The low level of the Mississippi is causing problems with shipping and threatens to have major impacts

Low water levels on the Mississippi threaten supply chain disruptions.

Historically low water levels are slowing shipping on the Mississippi River, affecting people and economies worldwide. These barges carry a significant percentage of US wheat, corn and soybean exports from the country’s farms.

The Mississippi is a major waterway for hauling crops, and with water levels so low, boat traffic has been reduced by nearly half. Drought conditions in the Midwest have lowered the Mississippi River’s water level to its worst depth since the late 1980s. Lower water levels make moving the barges downriver more expensive and slower. This is a headache for farmers and other industries that rely on waterways to transport their goods.

The Mississippi River is critical to the U.S. — and global — supply chain.

The Mississippi is the main route for America’s breadbasket to the world, responsible for $400 billion in industry and 1.3 million jobs. According to Jonathan Dunn, who works for one of the country’s largest ship operators, they would normally operate around 46 to 50 large motor boats, but now they are around 25 – a drastic reduction. When the shipping price goes up, the value of the goods goes down. The price will eventually trickle down to consumers.

America still uses barges to transport goods like soybeans, oil, corn, and fertilizer because it’s cheaper. A barge can hold the same amount as 16 wagons and 70 articulated lorries. A barge can travel five times farther than a truck on a gallon of gas. Dennis Wilmsmeyer, executive director of America’s Central Port, said there are limitations on the types of materials that trucks, freight trains and other methods of transportation can move, making barges the most efficient method of moving bulk cargo.

Lower water levels drive up transport costs for barges.

The cost of barge transportation has increased dramatically due to the Mississippi River’s low water levels and depth restrictions. Each barge is only loaded to about 75 percent of its total capacity, limiting volume. Barges that are normally 12-14 feet deep are now restricted to 9 feet. That means a lot of dead cargo, which makes the marketplace very expensive.

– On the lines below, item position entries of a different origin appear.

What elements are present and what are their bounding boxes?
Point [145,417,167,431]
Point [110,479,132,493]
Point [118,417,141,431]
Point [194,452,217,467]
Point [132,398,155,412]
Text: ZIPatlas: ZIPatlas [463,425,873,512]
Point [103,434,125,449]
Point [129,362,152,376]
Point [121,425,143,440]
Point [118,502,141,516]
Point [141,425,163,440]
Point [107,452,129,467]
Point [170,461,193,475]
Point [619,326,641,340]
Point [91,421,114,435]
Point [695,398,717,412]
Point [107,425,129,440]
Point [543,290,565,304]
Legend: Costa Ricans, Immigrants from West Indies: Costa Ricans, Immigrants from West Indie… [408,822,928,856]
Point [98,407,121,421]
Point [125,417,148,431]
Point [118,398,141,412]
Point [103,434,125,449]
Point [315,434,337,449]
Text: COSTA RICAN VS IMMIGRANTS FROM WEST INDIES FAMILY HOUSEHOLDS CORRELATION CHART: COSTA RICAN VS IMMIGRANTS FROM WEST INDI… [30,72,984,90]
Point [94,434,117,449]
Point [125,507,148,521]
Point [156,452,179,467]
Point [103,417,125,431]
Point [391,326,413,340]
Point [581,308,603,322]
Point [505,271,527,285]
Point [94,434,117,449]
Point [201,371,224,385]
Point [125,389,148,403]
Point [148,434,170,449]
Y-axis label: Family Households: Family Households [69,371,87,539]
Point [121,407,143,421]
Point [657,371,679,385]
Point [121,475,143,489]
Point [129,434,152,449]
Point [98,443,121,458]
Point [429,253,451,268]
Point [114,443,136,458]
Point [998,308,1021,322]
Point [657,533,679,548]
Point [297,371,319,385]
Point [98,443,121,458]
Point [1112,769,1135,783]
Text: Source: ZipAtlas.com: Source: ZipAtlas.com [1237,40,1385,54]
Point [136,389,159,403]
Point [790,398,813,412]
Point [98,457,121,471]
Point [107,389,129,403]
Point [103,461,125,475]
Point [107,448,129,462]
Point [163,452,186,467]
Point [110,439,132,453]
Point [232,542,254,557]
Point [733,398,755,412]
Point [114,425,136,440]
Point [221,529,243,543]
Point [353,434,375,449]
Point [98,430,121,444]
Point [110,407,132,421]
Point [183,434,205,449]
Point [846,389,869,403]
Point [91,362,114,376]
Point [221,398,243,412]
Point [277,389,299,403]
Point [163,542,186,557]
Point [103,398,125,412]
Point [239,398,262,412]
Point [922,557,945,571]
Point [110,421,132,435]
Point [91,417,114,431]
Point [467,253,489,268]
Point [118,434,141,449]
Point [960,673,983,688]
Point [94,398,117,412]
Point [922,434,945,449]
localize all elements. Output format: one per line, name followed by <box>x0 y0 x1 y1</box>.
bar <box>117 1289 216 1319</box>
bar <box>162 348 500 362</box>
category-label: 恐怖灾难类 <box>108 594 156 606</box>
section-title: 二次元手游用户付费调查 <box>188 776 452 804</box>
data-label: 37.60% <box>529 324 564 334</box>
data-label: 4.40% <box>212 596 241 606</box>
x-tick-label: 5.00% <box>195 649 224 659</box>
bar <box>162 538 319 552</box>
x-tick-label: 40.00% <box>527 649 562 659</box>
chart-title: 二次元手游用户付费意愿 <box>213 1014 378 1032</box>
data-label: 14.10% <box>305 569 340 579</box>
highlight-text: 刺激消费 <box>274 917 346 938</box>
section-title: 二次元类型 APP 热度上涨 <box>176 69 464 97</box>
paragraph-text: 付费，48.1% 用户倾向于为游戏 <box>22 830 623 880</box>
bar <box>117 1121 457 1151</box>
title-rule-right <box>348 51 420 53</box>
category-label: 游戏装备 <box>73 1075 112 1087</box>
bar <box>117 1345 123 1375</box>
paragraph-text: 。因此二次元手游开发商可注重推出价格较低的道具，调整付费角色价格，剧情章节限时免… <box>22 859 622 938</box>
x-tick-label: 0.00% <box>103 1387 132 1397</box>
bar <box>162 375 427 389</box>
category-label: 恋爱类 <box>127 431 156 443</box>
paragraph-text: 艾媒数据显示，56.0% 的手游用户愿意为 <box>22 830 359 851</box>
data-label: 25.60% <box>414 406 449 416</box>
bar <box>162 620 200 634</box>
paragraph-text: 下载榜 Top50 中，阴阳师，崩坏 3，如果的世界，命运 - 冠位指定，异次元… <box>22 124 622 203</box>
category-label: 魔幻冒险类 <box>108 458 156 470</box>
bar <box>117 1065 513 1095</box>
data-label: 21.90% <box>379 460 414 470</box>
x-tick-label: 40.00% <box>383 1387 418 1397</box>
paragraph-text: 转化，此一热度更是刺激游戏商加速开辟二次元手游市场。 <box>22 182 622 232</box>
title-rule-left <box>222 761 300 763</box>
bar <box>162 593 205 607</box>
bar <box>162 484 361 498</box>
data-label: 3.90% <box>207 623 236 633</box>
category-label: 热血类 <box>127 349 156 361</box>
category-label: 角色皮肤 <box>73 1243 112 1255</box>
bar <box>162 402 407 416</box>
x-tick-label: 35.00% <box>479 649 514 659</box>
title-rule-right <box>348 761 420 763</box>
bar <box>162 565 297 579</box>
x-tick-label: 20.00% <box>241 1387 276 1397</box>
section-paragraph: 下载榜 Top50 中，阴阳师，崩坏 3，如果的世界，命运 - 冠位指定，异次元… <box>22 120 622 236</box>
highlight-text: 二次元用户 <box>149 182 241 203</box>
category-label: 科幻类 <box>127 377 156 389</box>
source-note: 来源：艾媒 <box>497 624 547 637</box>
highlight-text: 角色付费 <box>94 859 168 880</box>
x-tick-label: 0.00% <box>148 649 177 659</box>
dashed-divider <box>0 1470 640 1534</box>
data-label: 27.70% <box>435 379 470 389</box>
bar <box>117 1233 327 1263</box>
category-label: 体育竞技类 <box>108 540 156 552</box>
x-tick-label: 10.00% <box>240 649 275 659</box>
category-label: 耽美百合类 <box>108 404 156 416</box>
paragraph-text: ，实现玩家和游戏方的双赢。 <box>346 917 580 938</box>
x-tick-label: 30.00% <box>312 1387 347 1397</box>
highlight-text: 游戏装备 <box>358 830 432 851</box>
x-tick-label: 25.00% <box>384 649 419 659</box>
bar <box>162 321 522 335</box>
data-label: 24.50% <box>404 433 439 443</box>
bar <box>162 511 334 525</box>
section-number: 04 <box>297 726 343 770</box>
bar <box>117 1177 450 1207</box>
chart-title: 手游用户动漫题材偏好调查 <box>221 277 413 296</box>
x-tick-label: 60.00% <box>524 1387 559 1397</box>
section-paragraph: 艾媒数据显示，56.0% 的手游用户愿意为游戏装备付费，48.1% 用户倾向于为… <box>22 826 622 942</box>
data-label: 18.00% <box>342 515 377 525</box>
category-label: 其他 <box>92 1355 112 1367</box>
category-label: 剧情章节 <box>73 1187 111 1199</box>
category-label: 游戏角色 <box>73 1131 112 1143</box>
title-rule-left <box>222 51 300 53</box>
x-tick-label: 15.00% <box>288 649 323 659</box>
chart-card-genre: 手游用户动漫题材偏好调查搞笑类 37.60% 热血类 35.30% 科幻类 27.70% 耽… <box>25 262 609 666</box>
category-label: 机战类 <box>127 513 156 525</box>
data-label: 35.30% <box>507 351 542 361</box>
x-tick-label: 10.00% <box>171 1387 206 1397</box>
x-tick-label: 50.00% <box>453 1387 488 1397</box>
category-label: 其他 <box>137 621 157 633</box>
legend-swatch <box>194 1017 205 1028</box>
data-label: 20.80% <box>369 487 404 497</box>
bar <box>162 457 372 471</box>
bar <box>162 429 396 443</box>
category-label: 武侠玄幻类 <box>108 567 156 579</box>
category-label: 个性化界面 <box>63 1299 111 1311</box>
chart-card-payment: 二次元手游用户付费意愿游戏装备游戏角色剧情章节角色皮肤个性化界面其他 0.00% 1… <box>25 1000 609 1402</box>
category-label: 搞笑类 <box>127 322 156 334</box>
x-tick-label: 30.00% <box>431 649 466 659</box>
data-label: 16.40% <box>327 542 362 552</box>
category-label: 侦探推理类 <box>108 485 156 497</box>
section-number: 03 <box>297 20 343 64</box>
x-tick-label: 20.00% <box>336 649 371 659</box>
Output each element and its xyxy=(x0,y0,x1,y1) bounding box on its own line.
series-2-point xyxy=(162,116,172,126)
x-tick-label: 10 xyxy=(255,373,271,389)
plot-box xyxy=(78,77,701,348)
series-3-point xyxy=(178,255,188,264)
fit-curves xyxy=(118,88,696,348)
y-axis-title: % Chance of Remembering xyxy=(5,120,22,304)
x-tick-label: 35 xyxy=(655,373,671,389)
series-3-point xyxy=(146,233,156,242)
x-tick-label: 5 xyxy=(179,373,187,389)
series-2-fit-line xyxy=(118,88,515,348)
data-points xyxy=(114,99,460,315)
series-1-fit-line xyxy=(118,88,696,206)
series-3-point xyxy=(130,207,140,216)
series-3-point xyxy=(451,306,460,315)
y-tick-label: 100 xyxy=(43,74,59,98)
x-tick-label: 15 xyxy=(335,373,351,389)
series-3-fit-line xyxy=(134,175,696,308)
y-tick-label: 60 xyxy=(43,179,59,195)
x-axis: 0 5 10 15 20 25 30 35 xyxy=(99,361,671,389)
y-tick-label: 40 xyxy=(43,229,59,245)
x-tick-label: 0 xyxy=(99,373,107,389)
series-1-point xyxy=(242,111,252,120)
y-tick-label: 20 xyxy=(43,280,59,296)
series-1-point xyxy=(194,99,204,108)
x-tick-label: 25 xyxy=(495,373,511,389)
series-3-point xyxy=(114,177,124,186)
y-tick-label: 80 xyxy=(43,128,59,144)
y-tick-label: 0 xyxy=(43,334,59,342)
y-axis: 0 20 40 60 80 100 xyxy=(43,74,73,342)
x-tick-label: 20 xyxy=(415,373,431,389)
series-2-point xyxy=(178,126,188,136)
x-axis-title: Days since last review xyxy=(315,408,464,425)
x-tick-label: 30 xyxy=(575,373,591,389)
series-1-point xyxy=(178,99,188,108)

There are currently many barges of soybeans, corn and rice waiting to come down the river for weeks. Plastics, fertilizers, oils cannot go upstream. The low water levels have caused some barges to run aground, further delaying shipping traffic. To improve the situation, the US Army Corps of Engineers is dredging some parts of the river to deepen channels and open up shipping. Ultimately, it is up to Mother Nature to raise the water level along the inland waterways.

In summary, historic low water levels on the Mississippi are slowing barges and driving up shipping costs, which will impact consumers.

Until inland shipping picks up again, shippers and farmers will continue to bear the brunt of high rates. At this point, the river needs rain to return to normal levels, which will increase shipping traffic, lower rates and give farmers the opportunity to export their crops. If America cannot move down the Mississippi River, one of our greatest waterways, prices will rise for farmers and eventually consumers.